Periodically, a celebrity lashes out as Jennifer Love Hewitt did last year after pictures of her romping on the beach in a bikini revealed that she had grown out of her 16 year old body and acquired some cellulite. Nevermind that she was still a size 2. All that mattered to the papparazzi was to reveal her “flaws”. When criticism of her body was showing up in the media and in blogs she responded on her web site: “I’ve sat by in silence for a long time now about the way women’s bodies are constantly scrutinized. To set the record straight, I’m not upset for me, but for all of the girls out there that are struggling with their body image.”
And the cruelty doesn’t stop at the studio gates. It’s so ingrained in the culture that even homeless people expect perfection from women. While Sarah dined at a street-side cafe, a drunk homeless man began harassing customers, trying to get someone to buy him alcohol at a nearby liquor store (from which presumably he’d been banned). When he got to Sarah, and she politely declined to “help”, he began his verbal assualt: “You FAT FUCK. You FAT FUCKING PIG! I would rather be ME than you, you fat pig!” And so it went for about 30 seconds, though to Sarah it felt like an eternity. To add insult to injury, all those standing around gaping at the scene, maintained silence and feeling glad it was not them he was after. Sarah, who has cerebral palsy, has had numerous surgeries, takes medications around the clock, some of which contribute to weight gain, and has been virtually immobile for much of the last few years, does struggle with her weight, for obvious and understandable reasons. But to her, the reason no one stepped in to stop this homeless man’s verbal assault is because he was in fact right (to all those around). To everyone standing there, the worst thing in the world is to be fat, and even being drunk and homeless was a better lot in life than that of Sarah.
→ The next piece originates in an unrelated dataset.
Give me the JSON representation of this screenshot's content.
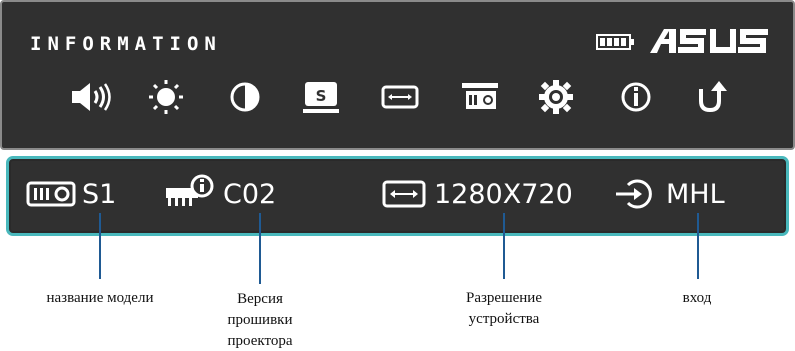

So where does it all stop? When do we as a culture, finally draw the line and say “enough is enough” with the emotional torture in LA that we encourage, if not actively, then at least passively by not DIScouraging it? It’s great when a celebrity — like Jennifer Love Hewitt — steps out here and there to criticize the media, but one size 2 actress with a little cellulite speaking out every now and then is like trying to tear down the Berlin wall with a chisel. We as a society need to reject what has become a standard — if not for the skeletons that walk the red carpet, then for the rest of us in taking back the idea of real beauty and not defining it by jutting collar bones or the number of ribs you can see.